Замп погладил светлую козлиную бородку: «Учитывая ваше очевидно благородное происхождение, вы можете ужинать со мной, в этой каюте. На нижней палубе, под ахтерпиком, имеется просторная кладовая, удобно сообщающаяся с моей личной баней — ее можно использовать в качестве дополнительной каюты. Там не очень светло и бывает душновато, но на всем судне нет другого места, где я мог бы гарантировать упомянутую вами возможность уединения».
«Мне придется этим удовольствоваться. Я распоряжусь принести туда мои вещи».
«Мы отплываем в полдень — будьте добры, поторопитесь».
Замп проводил мадемуазель Бланш-Астер на палубу и смотрел ей вслед, пока она спускалась по трапу, с ощущением теплой слабости в коленях. «Чудо!

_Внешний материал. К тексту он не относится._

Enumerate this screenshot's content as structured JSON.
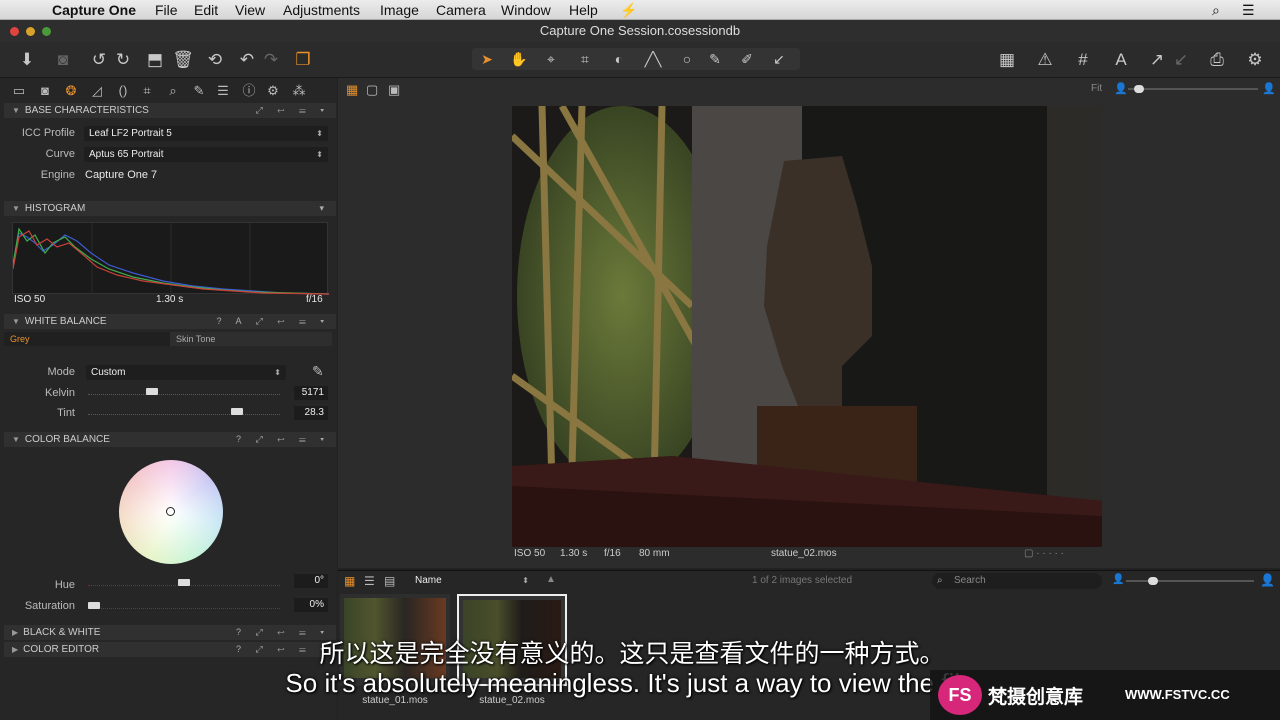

Небывальщина! Диковина!» — думал он, удивленно покачивая головой. Он даже вытянул шею, чтобы проследить за передвижением по набережной ее гордой, но изящной фигуры. Существо, излучающее ум и прекрасное, как рассветная заря! Даже ее надменность завораживала воображение. Невозможно было отрицать, однако, что сложилась в высшей степени странная ситуация — только последний дурак не подозревал бы, что за появлением прекрасной незнакомки скрывалось что-то еще. Почему бы столь достопримечательная особа пожелала вести богемную жизнь артистки плавучего театра? Тайна, которую Аполлон Замп намеревался раскрыть — наряду с другими секретами и загадками своей новой спутницы. Мысль о предстоящем знакомстве волновала Зампа несказанно, будто он снова стал подростком, охваченным жгучим приступом обожания.